Pharr Davis is unapologetic of her love for the outdoors and hiking. Born to a family that valued the outdoors, she grew up around camps. Later she lived the active life. According to Wikipedia, she has hiked over 14,000 miles (more than 22,530 kilometers) on six different continents. In 2008, she set the record for the fastest Appalachian Trail hike by a woman – 57 days and eight hours. In 2011, she set the fastest time for both men and women on that trail (mentioned earlier in this review); the record was broken in 2015 by the well-known ultramarathon runner, Scott Jurek who covered the distance faster by three hours and 12 minutes. Juxtapose that improvement in timing on Pharr Davis popularly described as a long distance hiker and Jurek as an ultramarathon runner; it tells us something of the endurance levels of both. It tells us something of what hiking can be. You can’t help but commit some of Pharr Davis’s observations in the book, to memory: Hiking is not escapism; it’s realism. The people who choose to spend time outdoors are not running away from anything; we are returning to where we belong. And: I felt I was also tapping into something primal that said I am beautiful because I endure.

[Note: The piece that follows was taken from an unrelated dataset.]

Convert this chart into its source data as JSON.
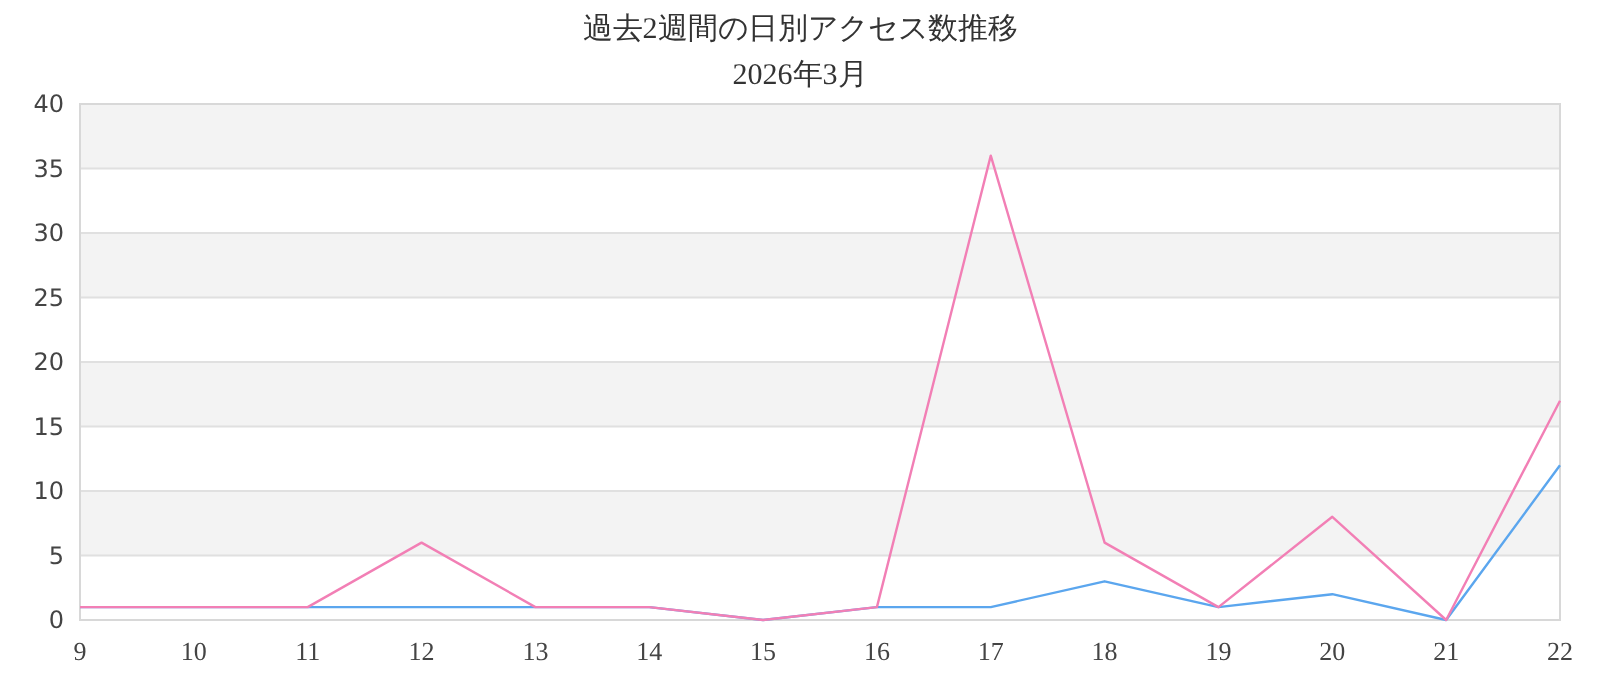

I found this book on the shelves of Modern Book Centre, that wonderful bookshop in Thiruvananthapuram, Kerala. Anoop, who oversees the shop, remembered my taste in reading and pointed it out to me. It is a great book to have and lovely antidote for sport in present times lost to measuring and achieving. Its narrative has the quality of an embrace; just what you wish for from nature when you veer off human hive and step on to the trail. It makes endurance, relevant.

(The author, Shyam G Menon, is a freelance journalist based in Mumbai.)